No wonder he was studying me so intently earlier, Fancy thought. She often forgot how recognizable she was.
“Yes, I am Fancy Jenkins and for the record, Mr. Hawkins and I have not been engaged for quite some time,” Fancy responded.
“Oh, I am so sorry,” he said. “I thought I recognized you. Who wouldn’t? You are beautiful.”
Fancy blushed without realizing it. Glancing at his name tag, she discovered his name was Charles. “Charles… I’m sorry,” she paused. “Do you mind if I call you Charles?”

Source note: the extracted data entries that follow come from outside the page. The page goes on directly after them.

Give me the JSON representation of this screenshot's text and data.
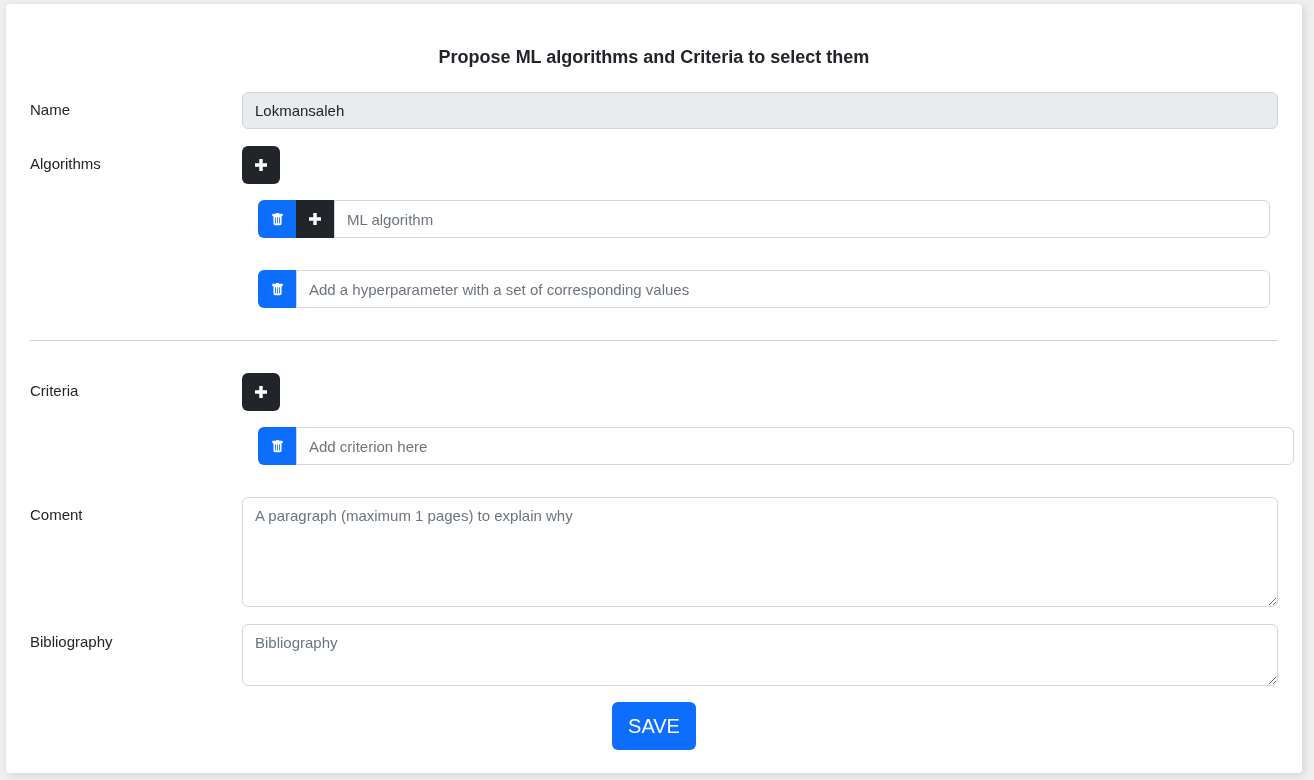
{
  "title": "Propose ML algorithms and Criteria to select them",
  "name_field": {
    "label": "Name",
    "value": "Lokmansaleh",
    "disabled": true
  },
  "algorithms": {
    "label": "Algorithms",
    "items": [
      {
        "placeholder": "ML algorithm",
        "hyperparameters": [
          {
            "placeholder": "Add a hyperparameter with a set of corresponding values"
          }
        ]
      }
    ]
  },
  "criteria": {
    "label": "Criteria",
    "items": [
      {
        "placeholder": "Add criterion here"
      }
    ]
  },
  "comment": {
    "label": "Coment",
    "placeholder": "A paragraph (maximum 1 pages) to explain why"
  },
  "bibliography": {
    "label": "Bibliography",
    "placeholder": "Bibliography"
  },
  "save_button": "SAVE"
}
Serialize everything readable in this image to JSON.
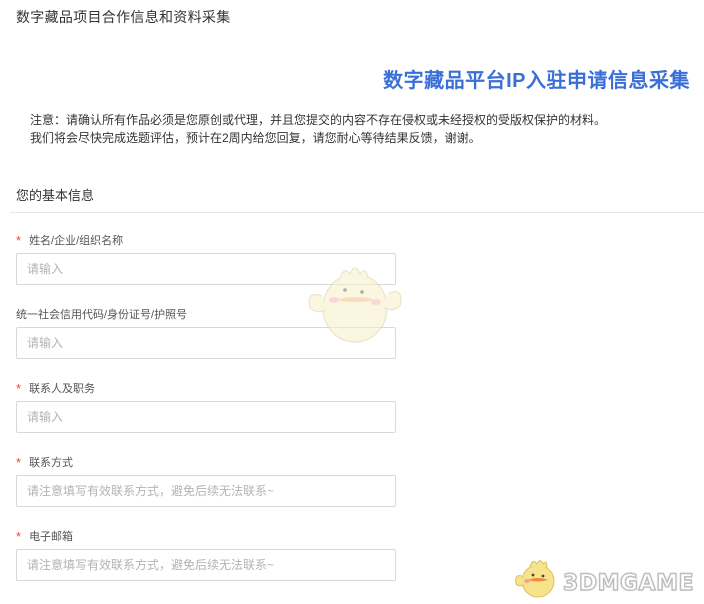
{
  "page": {
    "header": "数字藏品项目合作信息和资料采集",
    "form_title": "数字藏品平台IP入驻申请信息采集",
    "notice": [
      "注意：请确认所有作品必须是您原创或代理，并且您提交的内容不存在侵权或未经授权的受版权保护的材料。",
      "我们将会尽快完成选题评估，预计在2周内给您回复，请您耐心等待结果反馈，谢谢。"
    ]
  },
  "section": {
    "title": "您的基本信息"
  },
  "fields": [
    {
      "label": "姓名/企业/组织名称",
      "required": true,
      "required_mark": "*",
      "placeholder": "请输入",
      "value": ""
    },
    {
      "label": "统一社会信用代码/身份证号/护照号",
      "required": false,
      "required_mark": "",
      "placeholder": "请输入",
      "value": ""
    },
    {
      "label": "联系人及职务",
      "required": true,
      "required_mark": "*",
      "placeholder": "请输入",
      "value": ""
    },
    {
      "label": "联系方式",
      "required": true,
      "required_mark": "*",
      "placeholder": "请注意填写有效联系方式，避免后续无法联系~",
      "value": ""
    },
    {
      "label": "电子邮箱",
      "required": true,
      "required_mark": "*",
      "placeholder": "请注意填写有效联系方式，避免后续无法联系~",
      "value": ""
    }
  ],
  "watermark": {
    "brand": "3DMGAME",
    "mascot_icon": "chick-mascot-icon"
  },
  "colors": {
    "title_blue": "#3a6fd8",
    "required_red": "#e54b4b",
    "border_gray": "#d9d9d9",
    "placeholder_gray": "#b3b3b3"
  }
}
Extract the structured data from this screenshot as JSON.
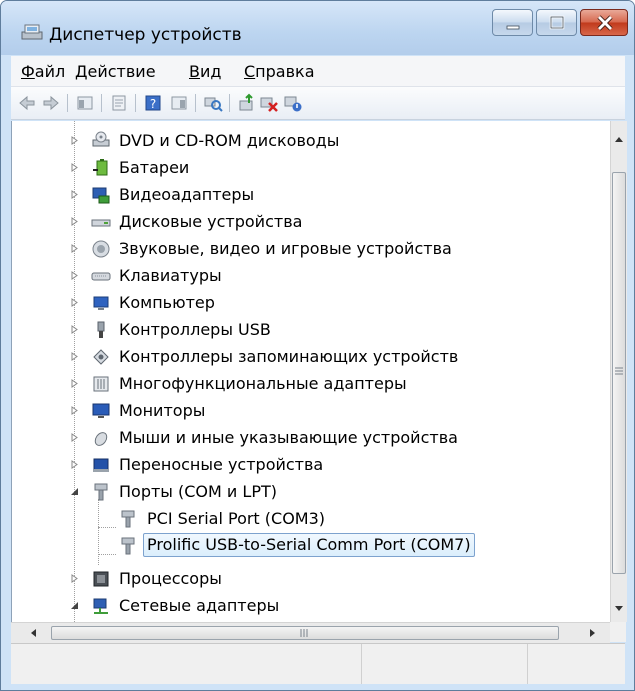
{
  "window": {
    "title": "Диспетчер устройств"
  },
  "menu": [
    {
      "label": "Файл"
    },
    {
      "label": "Действие"
    },
    {
      "label": "Вид"
    },
    {
      "label": "Справка"
    }
  ],
  "tree": [
    {
      "label": "DVD и CD-ROM дисководы",
      "icon": "dvd-drive-icon"
    },
    {
      "label": "Батареи",
      "icon": "battery-icon"
    },
    {
      "label": "Видеоадаптеры",
      "icon": "display-adapter-icon"
    },
    {
      "label": "Дисковые устройства",
      "icon": "disk-drive-icon"
    },
    {
      "label": "Звуковые, видео и игровые устройства",
      "icon": "speaker-icon"
    },
    {
      "label": "Клавиатуры",
      "icon": "keyboard-icon"
    },
    {
      "label": "Компьютер",
      "icon": "computer-icon"
    },
    {
      "label": "Контроллеры USB",
      "icon": "usb-icon"
    },
    {
      "label": "Контроллеры запоминающих устройств",
      "icon": "storage-controller-icon"
    },
    {
      "label": "Многофункциональные адаптеры",
      "icon": "multifunction-adapter-icon"
    },
    {
      "label": "Мониторы",
      "icon": "monitor-icon"
    },
    {
      "label": "Мыши и иные указывающие устройства",
      "icon": "mouse-icon"
    },
    {
      "label": "Переносные устройства",
      "icon": "portable-device-icon"
    },
    {
      "label": "Порты (COM и LPT)",
      "icon": "port-icon",
      "expanded": true
    },
    {
      "label": "PCI Serial Port (COM3)",
      "icon": "port-icon",
      "child": true
    },
    {
      "label": "Prolific USB-to-Serial Comm Port (COM7)",
      "icon": "port-icon",
      "child": true,
      "selected": true
    },
    {
      "label": "Процессоры",
      "icon": "processor-icon"
    },
    {
      "label": "Сетевые адаптеры",
      "icon": "network-adapter-icon",
      "expanded": true
    }
  ]
}
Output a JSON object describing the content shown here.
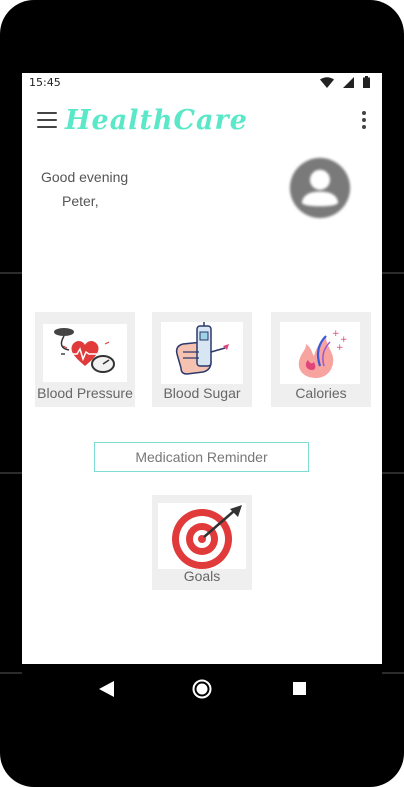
{
  "status_bar": {
    "time": "15:45"
  },
  "app_bar": {
    "title": "HealthCare"
  },
  "greeting": {
    "salutation": "Good evening",
    "name": "Peter,"
  },
  "tiles": [
    {
      "label": "Blood Pressure",
      "icon": "blood-pressure-monitor-icon"
    },
    {
      "label": "Blood Sugar",
      "icon": "glucose-meter-icon"
    },
    {
      "label": "Calories",
      "icon": "flame-icon"
    }
  ],
  "medication_button": {
    "label": "Medication Reminder"
  },
  "goals_tile": {
    "label": "Goals",
    "icon": "target-icon"
  },
  "colors": {
    "accent": "#5be8c9",
    "tile_bg": "#efefef",
    "button_border": "#7fdcd2"
  }
}
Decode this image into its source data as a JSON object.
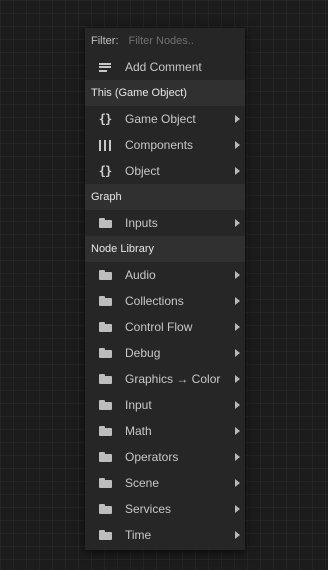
{
  "filter": {
    "label": "Filter:",
    "placeholder": "Filter Nodes.."
  },
  "add_comment": {
    "label": "Add Comment",
    "icon": "lines-icon"
  },
  "sections": {
    "this_object": {
      "title": "This (Game Object)",
      "items": [
        {
          "label": "Game Object",
          "icon": "braces-icon"
        },
        {
          "label": "Components",
          "icon": "bars-icon"
        },
        {
          "label": "Object",
          "icon": "braces-icon"
        }
      ]
    },
    "graph": {
      "title": "Graph",
      "items": [
        {
          "label": "Inputs",
          "icon": "folder-icon"
        }
      ]
    },
    "node_library": {
      "title": "Node Library",
      "items": [
        {
          "label": "Audio",
          "icon": "folder-icon"
        },
        {
          "label": "Collections",
          "icon": "folder-icon"
        },
        {
          "label": "Control Flow",
          "icon": "folder-icon"
        },
        {
          "label": "Debug",
          "icon": "folder-icon"
        },
        {
          "label": "Graphics → Color",
          "icon": "folder-icon"
        },
        {
          "label": "Input",
          "icon": "folder-icon"
        },
        {
          "label": "Math",
          "icon": "folder-icon"
        },
        {
          "label": "Operators",
          "icon": "folder-icon"
        },
        {
          "label": "Scene",
          "icon": "folder-icon"
        },
        {
          "label": "Services",
          "icon": "folder-icon"
        },
        {
          "label": "Time",
          "icon": "folder-icon"
        }
      ]
    }
  }
}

“That’s no problem, Miss Jenkins.”
“Okay, well Charles, I am here to take care of my sick grandmother. I would rather not deal with the unwanted attention of media right now. How can I make arrangements to ensure that our family can focus on what is really important right now?”
“Miss Jenkins, I can promise you that our staff will take careful measures to ensure your family’s privacy during your grandmother’s stay with us,” Charles replied. “In fact, I will contact the nurses’ station to let them know you are heading up and notify our public relations department that they should have a representative meet with you to discuss any information release stipulations you might have.”
“Thank you very much Charles,” Fancy said. “I really appreciate that.” She turned to walk toward the elevators, but stopped short. “Hey, as a treat, how about a picture with me. Do you have your mobile with you?”
“Sure do,” Charles said as he reached to grab the phone from the holster that sat at his waist.
“Okay, come around the counter and we will take that pic right here,” Fancy said. “Sorry, but under the circumstances, I do not look red carpet ready.”
“That is not a problem,” Charles beamed. “I am just thrilled that you offered to do this.”
Charles came around the counter and stood next to Fancy. He appeared a little nervous.
“Come on Charles, lean in close so you can take a close up of us,” Fancy teased. “You will never get a great picture standing over there.”
That said, Fancy leaned in close to the young man and placed her arm around his waist and touched her cheek to his. That caused a wide smile to appear on his face.
“Are you ready?” Charles asked.
Fancy nodded yes just before he snapped the shot.
“Well Charles, I certainly appreciate your help. And I guess I should check the social media sites soon since I know that pic is gonna end up there.”
“Not at all Miss Jenkins,” he replied. “This one is for my eyes only.”
Yeah right, Fancy thought. She knew that he and all of his Facebook fans would have comments about the photo for sure. Fancy smiled at him again before heading toward the elevators.
She could tell that the hospital was not that busy at that early hour because the elevator door opened as soon as she pressed the up button. Stepping inside, she pressed the button for the seventh floor. As the elevator began its climb, her stomach did its usual flutter in response. She leaned against the cool wall and closed her eyes.
She had no clue what to expect when she arrived on the floor. All of a sudden, she was struck by a strong urge to pray. “Lord,” she began. “It’s been awhile since I have asked you for anything. I have no clue what is in store. I have always had Big Ma to rely on. She is always the one that has taken care of us. So I need you now Lord to help me. Help me deal with this, whatever it is. I know I haven’t always been worthy, but Lord I know you love me. You have kept me from the day I was born and I trust you because I know you hold me in the palms of your hand. In Jesus’ name, Amen.”
Fancy had been so absorbed in her praying that she had not realized the elevator had reached its destination. After she wiped tears away, she opened her eyes. A nurse stood just outside the open door.
“Miss Jenkins,” the nurse began. “We have been expecting you.”